Metrics for open source projects
Measuring use of open source software isn’t always straightforward. The problem is especially acute for software targeted largely at academia, where usage is not measured just by software downloads, but also by citations.
Citations are a well-known pain point because the citation graph is privately held by iron doors (e.g., Scopus, Google Scholar). New ventures aim to open up citation data, but of course it’s an immense amount of work, and so does not come quickly.
The following is a laundry list of metrics on software of which I am aware, and some of which I use in our rOpenSci twice monthly updates.
I primarily develop software for the R language, so some of the metrics are specific to R, but many are not. In addition, we (rOpenSci) don’t develop web apps, which may bring in an additional set of metrics not covered below.
I organize by source instead of type of data because some sources give multiple kinds of data - I note what kinds of data they give with labels.
- Link: https://github.com/metacran/cranlogs.app
- This is a REST API for CRAN downloads from the RStudio CRAN CDN. Note however, that the RStudio CDN is only one of many - there are other mirrors users can insall packages from, and are not included in this count. However, a significant portion of downloads probably come from the RStudio CDN.
- Other programming languages have similar support, e.g., Ruby and Node.
citations github social-media
- Link: http://software.lagotto.io/works
- Lagotto is a Rails application, developed by Martin Fenner, originally designed to collect and provide article level metrics for scientific publications at Public Library of Science. It is now used by many publishers, and there are installations of Lagotto targeting datasets and software.
- Discussion forum: http://discuss.lagotto.io/
- Link: http://depsy.org
- This is a nascent venture by the ImpactStory team that seeks to uncover the impact of research software. As far as I can tell, they’ll collect usage via software downloads and citations in the literature.
Web Site Analytics
- If you happen to have a website for your project, collecting analytics is a way to gauge views of the landing page, and any help/tutorial pages you may have. A good easy way to do this is a deploy a basic site on your
gh-pagesbranch of your GitHub repo, and use the easily integrated Google Analytics.
- Whatever analytics you use, in my experience this mostly brings up links from google searches and blog posts that may mention your project
- Google Analytics beacon (for README views): https://github.com/igrigorik/ga-beacon. I haven’t tried this yet, but seems promising.
Auomated tracking: SSNMP
- Link: http://scisoft-net-map.isri.cmu.edu
- Scientific Software Network Map Project
- This is a cool NSF funded project by Chris Bogart that tracks software usage via GitHub and citations in literature.
- Link: https://scholar.google.com/
- Searching Google Scholar for software citations manually is fine at a small scale, but at a larger scale scraping is best.

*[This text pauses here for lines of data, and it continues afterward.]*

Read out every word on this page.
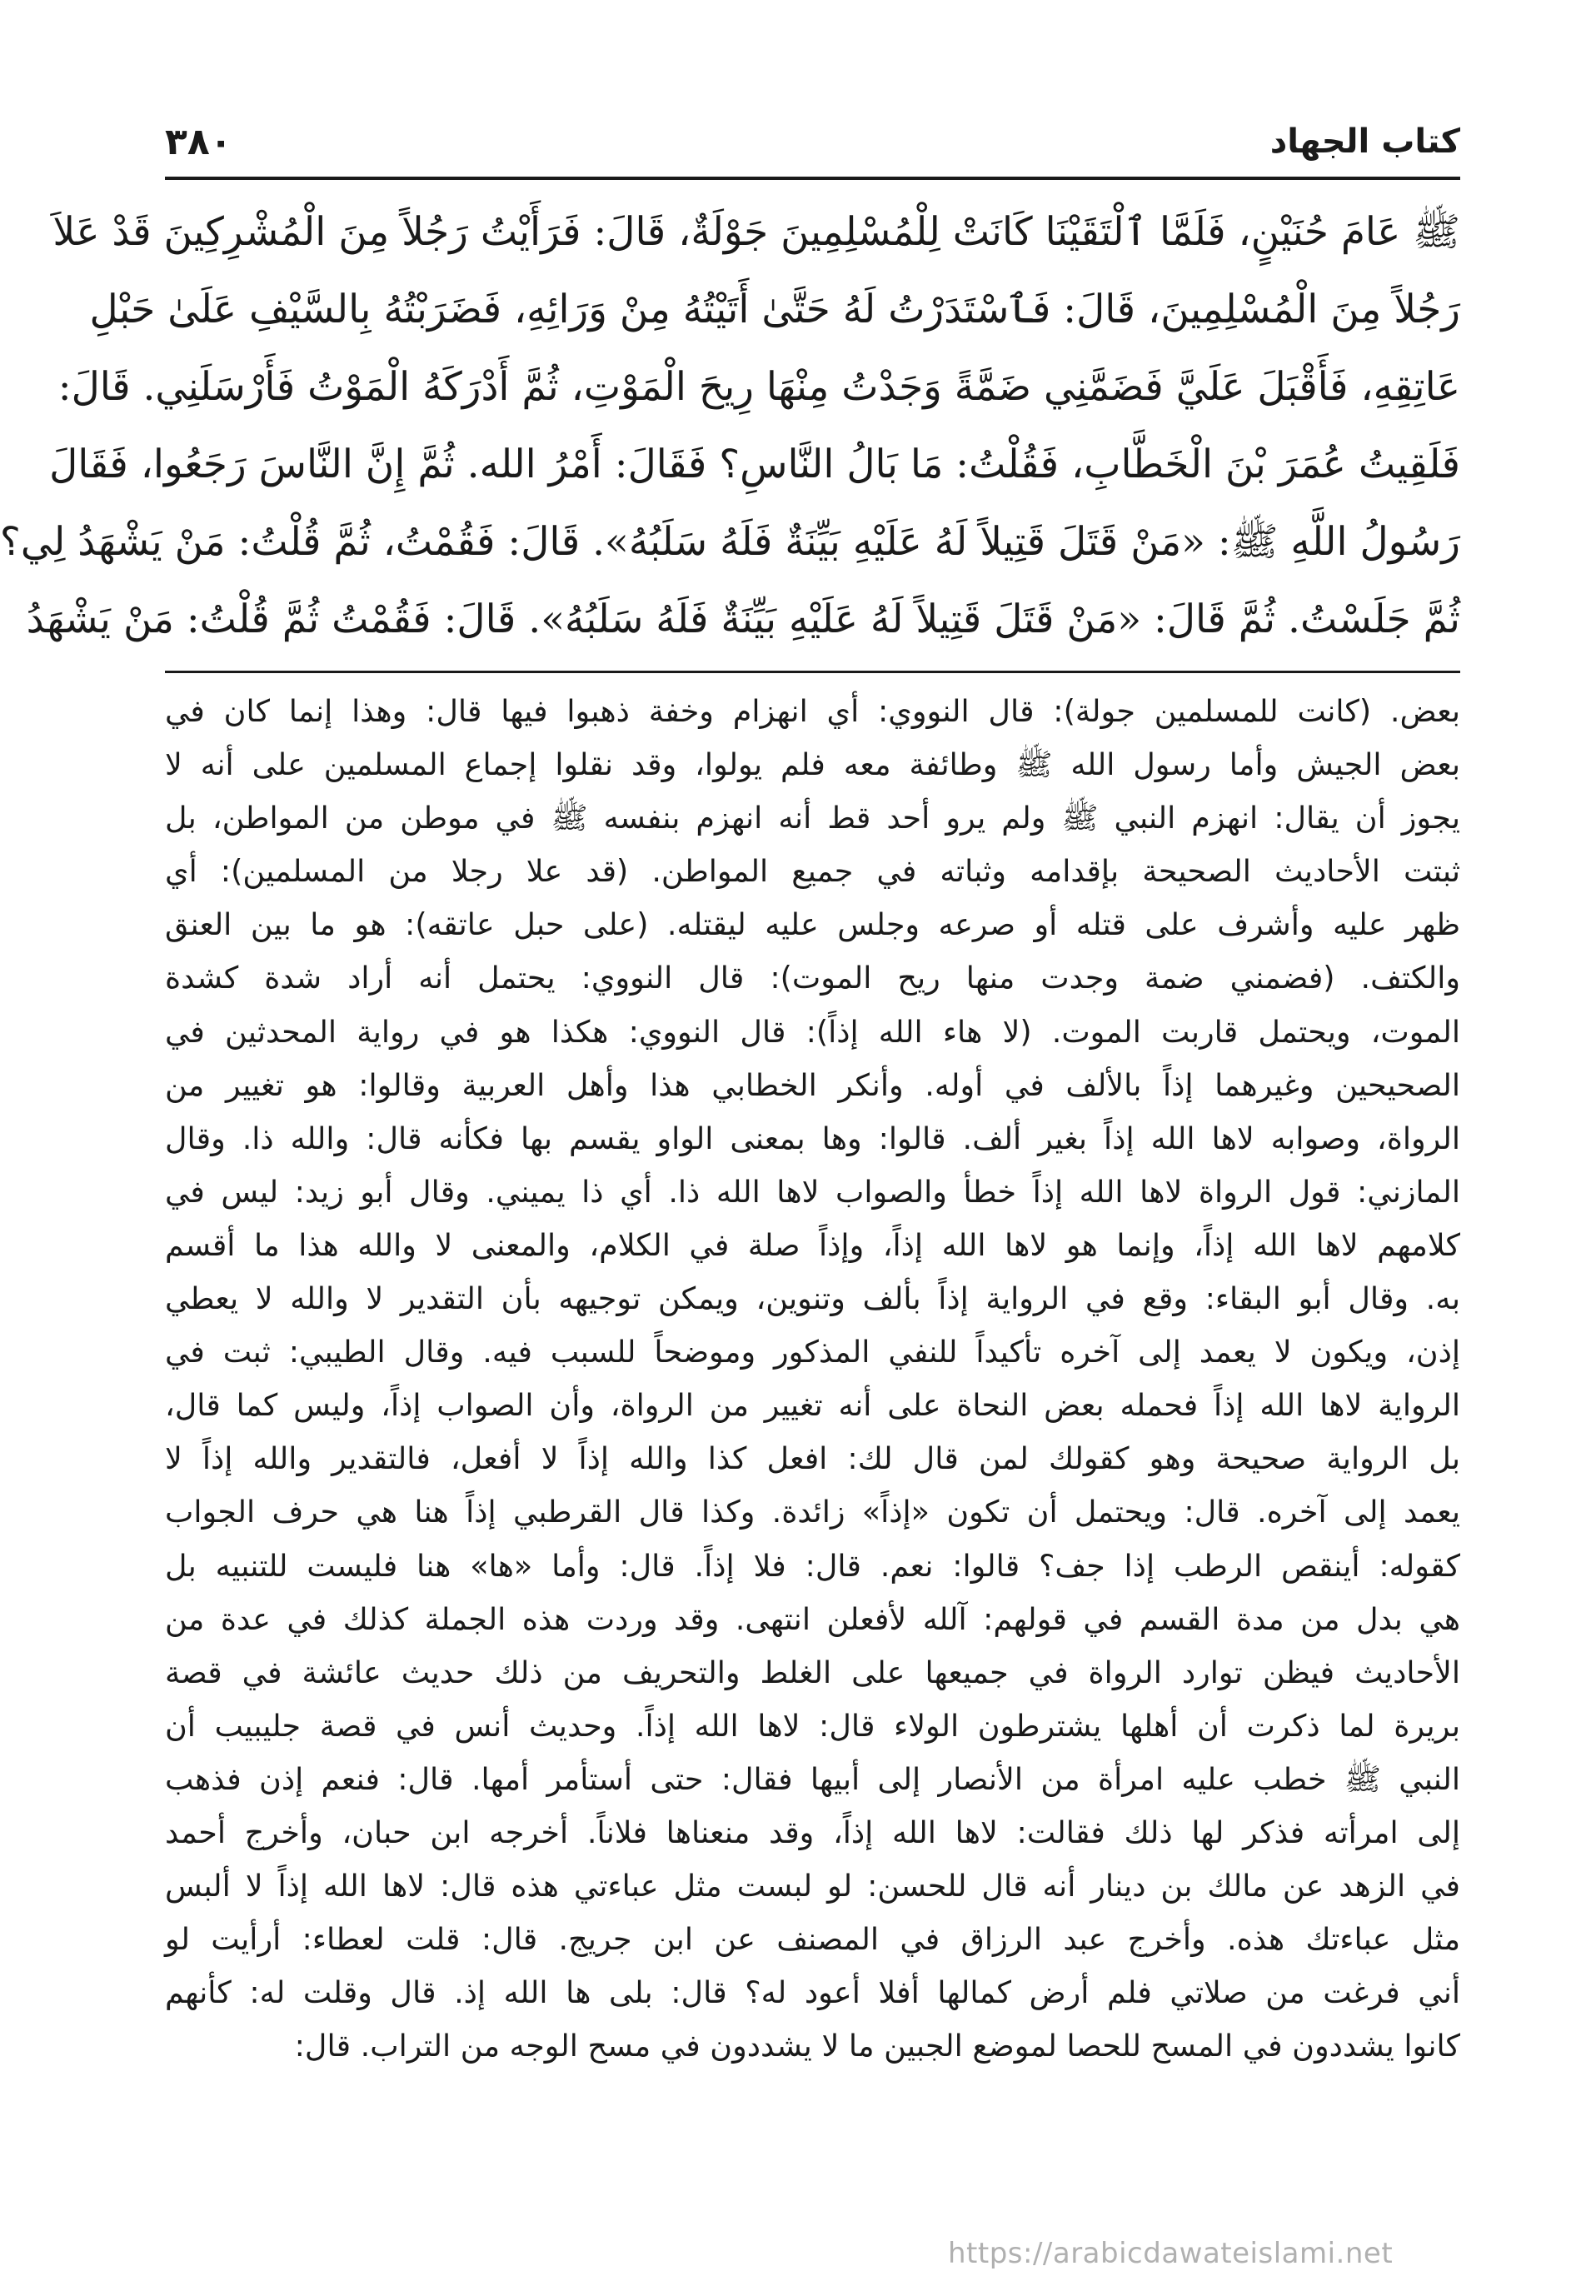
كتاب الجهاد
٣٨٠
ﷺ عَامَ حُنَيْنٍ، فَلَمَّا ٱلْتَقَيْنَا كَانَتْ لِلْمُسْلِمِينَ جَوْلَةٌ، قَالَ: فَرَأَيْتُ رَجُلاً مِنَ الْمُشْرِكِينَ قَدْ عَلاَ
رَجُلاً مِنَ الْمُسْلِمِينَ، قَالَ: فَٱسْتَدَرْتُ لَهُ حَتَّىٰ أَتَيْتُهُ مِنْ وَرَائِهِ، فَضَرَبْتُهُ بِالسَّيْفِ عَلَىٰ حَبْلِ
عَاتِقِهِ، فَأَقْبَلَ عَلَيَّ فَضَمَّنِي ضَمَّةً وَجَدْتُ مِنْهَا رِيحَ الْمَوْتِ، ثُمَّ أَدْرَكَهُ الْمَوْتُ فَأَرْسَلَنِي. قَالَ:
فَلَقِيتُ عُمَرَ بْنَ الْخَطَّابِ، فَقُلْتُ: مَا بَالُ النَّاسِ؟ فَقَالَ: أَمْرُ الله. ثُمَّ إِنَّ النَّاسَ رَجَعُوا، فَقَالَ
رَسُولُ اللَّهِ ﷺ: «مَنْ قَتَلَ قَتِيلاً لَهُ عَلَيْهِ بَيِّنَةٌ فَلَهُ سَلَبُهُ». قَالَ: فَقُمْتُ، ثُمَّ قُلْتُ: مَنْ يَشْهَدُ لِي؟
ثُمَّ جَلَسْتُ. ثُمَّ قَالَ: «مَنْ قَتَلَ قَتِيلاً لَهُ عَلَيْهِ بَيِّنَةٌ فَلَهُ سَلَبُهُ». قَالَ: فَقُمْتُ ثُمَّ قُلْتُ: مَنْ يَشْهَدُ
بعض. (كانت للمسلمين جولة): قال النووي: أي انهزام وخفة ذهبوا فيها قال: وهذا إنما كان في
بعض الجيش وأما رسول الله ﷺ وطائفة معه فلم يولوا، وقد نقلوا إجماع المسلمين على أنه لا
يجوز أن يقال: انهزم النبي ﷺ ولم يرو أحد قط أنه انهزم بنفسه ﷺ في موطن من المواطن، بل
ثبتت الأحاديث الصحيحة بإقدامه وثباته في جميع المواطن. (قد علا رجلا من المسلمين): أي
ظهر عليه وأشرف على قتله أو صرعه وجلس عليه ليقتله. (على حبل عاتقه): هو ما بين العنق
والكتف. (فضمني ضمة وجدت منها ريح الموت): قال النووي: يحتمل أنه أراد شدة كشدة
الموت، ويحتمل قاربت الموت. (لا هاء الله إذاً): قال النووي: هكذا هو في رواية المحدثين في
الصحيحين وغيرهما إذاً بالألف في أوله. وأنكر الخطابي هذا وأهل العربية وقالوا: هو تغيير من
الرواة، وصوابه لاها الله إذاً بغير ألف. قالوا: وها بمعنى الواو يقسم بها فكأنه قال: والله ذا. وقال
المازني: قول الرواة لاها الله إذاً خطأ والصواب لاها الله ذا. أي ذا يميني. وقال أبو زيد: ليس في
كلامهم لاها الله إذاً، وإنما هو لاها الله إذاً، وإذاً صلة في الكلام، والمعنى لا والله هذا ما أقسم
به. وقال أبو البقاء: وقع في الرواية إذاً بألف وتنوين، ويمكن توجيهه بأن التقدير لا والله لا يعطي
إذن، ويكون لا يعمد إلى آخره تأكيداً للنفي المذكور وموضحاً للسبب فيه. وقال الطيبي: ثبت في
الرواية لاها الله إذاً فحمله بعض النحاة على أنه تغيير من الرواة، وأن الصواب إذاً، وليس كما قال،
بل الرواية صحيحة وهو كقولك لمن قال لك: افعل كذا والله إذاً لا أفعل، فالتقدير والله إذاً لا
يعمد إلى آخره. قال: ويحتمل أن تكون «إذاً» زائدة. وكذا قال القرطبي إذاً هنا هي حرف الجواب
كقوله: أينقص الرطب إذا جف؟ قالوا: نعم. قال: فلا إذاً. قال: وأما «ها» هنا فليست للتنبيه بل
هي بدل من مدة القسم في قولهم: آلله لأفعلن انتهى. وقد وردت هذه الجملة كذلك في عدة من
الأحاديث فيظن توارد الرواة في جميعها على الغلط والتحريف من ذلك حديث عائشة في قصة
بريرة لما ذكرت أن أهلها يشترطون الولاء قال: لاها الله إذاً. وحديث أنس في قصة جليبيب أن
النبي ﷺ خطب عليه امرأة من الأنصار إلى أبيها فقال: حتى أستأمر أمها. قال: فنعم إذن فذهب
إلى امرأته فذكر لها ذلك فقالت: لاها الله إذاً، وقد منعناها فلاناً. أخرجه ابن حبان، وأخرج أحمد
في الزهد عن مالك بن دينار أنه قال للحسن: لو لبست مثل عباءتي هذه قال: لاها الله إذاً لا ألبس
مثل عباءتك هذه. وأخرج عبد الرزاق في المصنف عن ابن جريج. قال: قلت لعطاء: أرأيت لو
أني فرغت من صلاتي فلم أرض كمالها أفلا أعود له؟ قال: بلى ها الله إذ. قال وقلت له: كأنهم
كانوا يشددون في المسح للحصا لموضع الجبين ما لا يشددون في مسح الوجه من التراب. قال:
https://arabicdawateislami.net
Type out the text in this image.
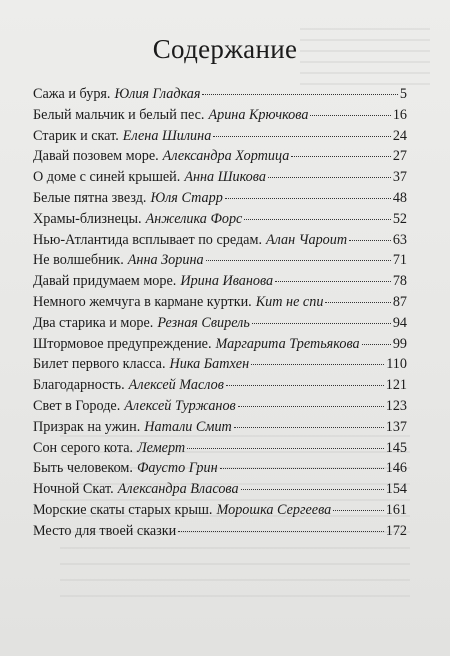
Содержание
Сажа и буря. Юлия Гладкая	5
Белый мальчик и белый пес. Арина Крючкова	16
Старик и скат. Елена Шилина	24
Давай позовем море. Александра Хортица	27
О доме с синей крышей. Анна Шикова	37
Белые пятна звезд. Юля Старр	48
Храмы-близнецы. Анжелика Форс	52
Нью-Атлантида всплывает по средам. Алан Чароит	63
Не волшебник. Анна Зорина	71
Давай придумаем море. Ирина Иванова	78
Немного жемчуга в кармане куртки. Кит не спи	87
Два старика и море. Резная Свирель	94
Штормовое предупреждение. Маргарита Третьякова 99
Билет первого класса. Ника Батхен	110
Благодарность. Алексей Маслов	121
Свет в Городе. Алексей Туржанов	123
Призрак на ужин. Натали Смит	137
Сон серого кота. Лемерт	145
Быть человеком. Фаусто Грин	146
Ночной Скат. Александра Власова	154
Морские скаты старых крыш. Морошка Сергеева	161
Место для твоей сказки	172
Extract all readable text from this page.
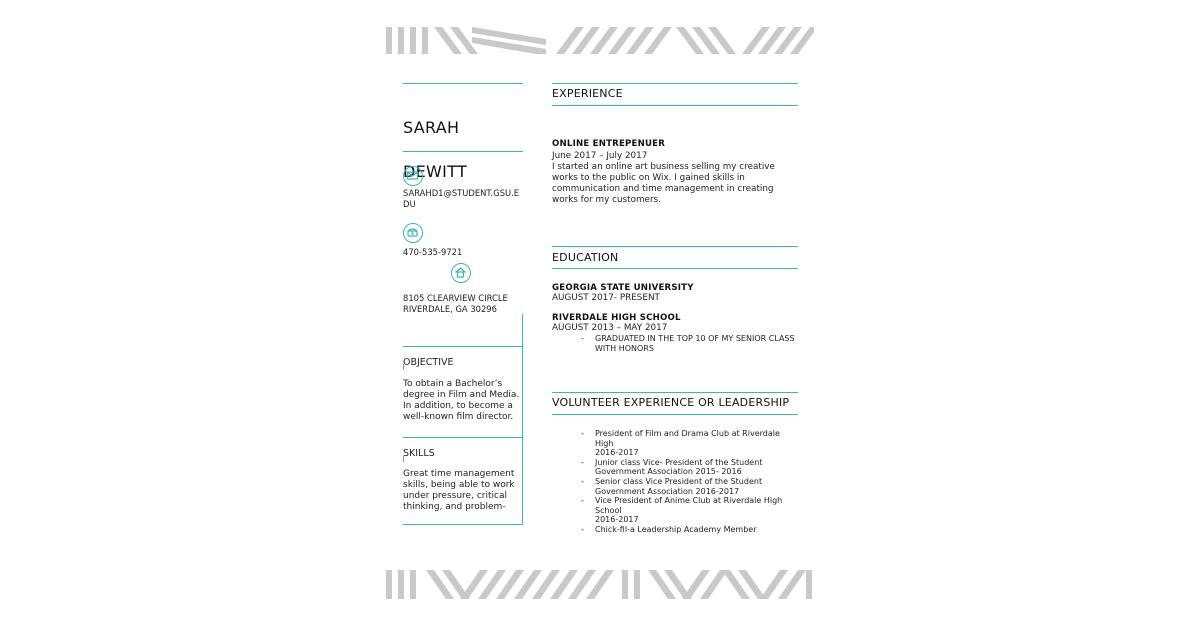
SARAH

DEWITT

SARAHD1@STUDENT.GSU.EDU

470-535-9721

8105 CLEARVIEW CIRCLE
RIVERDALE, GA 30296

OBJECTIVE

To obtain a Bachelor’s degree in Film and Media. In addition, to become a well-known film director.

SKILLS

Great time management skills, being able to work under pressure, critical thinking, and problem-

EXPERIENCE

ONLINE ENTREPENUER

June 2017 – July 2017

I started an online art business selling my creative works to the public on Wix. I gained skills in communication and time management in creating works for my customers.

EDUCATION

GEORGIA STATE UNIVERSITY

AUGUST 2017- PRESENT

RIVERDALE HIGH SCHOOL

AUGUST 2013 – MAY 2017

- GRADUATED IN THE TOP 10 OF MY SENIOR CLASS WITH HONORS

VOLUNTEER EXPERIENCE OR LEADERSHIP

- President of Film and Drama Club at Riverdale High
2016-2017
- Junior class Vice- President of the Student Government Association 2015- 2016
- Senior class Vice President of the Student Government Association 2016-2017
- Vice President of Anime Club at Riverdale High School
2016-2017
- Chick-fil-a Leadership Academy Member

However, you’re not legally supposed to do this, and Google will shut you down.
- Could try using g-scholar alerts as well, especially if new citations of your work are infrequent.
- If you have institutional access to Scopus/Web of Science, you could search those, but I don’t push this as an option since it’s available to so few.
- Links: https://developer.github.com/v3/
- I keep a list of rOpenSci uses found in GitHub repos at https://discuss.ropensci.org/t/use-of-some-ropensci-packages-on-github/137
- GitHub does collect traffic data on each repo (clones, downloads, page views), but they are not exposed in the API. I’ve bugged them a bit about this - hopefully we’ll be able to get that dat in their API soon.
- Bitbucket/Gitlab - don’t use them, but I assume they also provide some metrics via their APIs
- Support forums: Whether you use UserVoice, Discourse, Google Groups, Gitter, etc., depending on your viewpoint, these interactions could be counted as metrics of software usage.
- Emails: I personally get a lot of emails asking for help with software I maintain. I imagine this is true for most software developers. Counting these could be another metric of software usage, although I never have counted mine.
- Social media: See Lagotto above, which tracks some social media outlets.
- Code coverage: There are many options now for code coverage, integrated with each Travis-CI build. A good option is CodeCov. CodeCov gives percentage test coverage, which one could use as one measure of code quality.
- Reviews: There isn’t a lot of code review going on that I’m aware of. Even if there was, I suppose this would just be a logical TRUE/FALSE.
- Cash money y’all: Grants/consulting income/etc. could be counted as a metric.
- Users: If you require users to create an account or similar before getting your software, you have a sense of number of users and perhaps their demographics.
Some software metrics things on the horizon that look interesting:
- Software Attribution for Geoscience Applications (SAGA)
- Crossref: They have a very nice API, but they don’t yet provide citation counts - but they may soon.
- njsmith/sempervirens - a prototype for gathering anonymous, opt-in usage data for open scientific software
- Force11 Software Citation Working Group - …produce a consolidated set of citation principles in order to encourage broad adoption of a consistent policy for software citation across disciplines and venues
I’m sure I missed things. Let me know.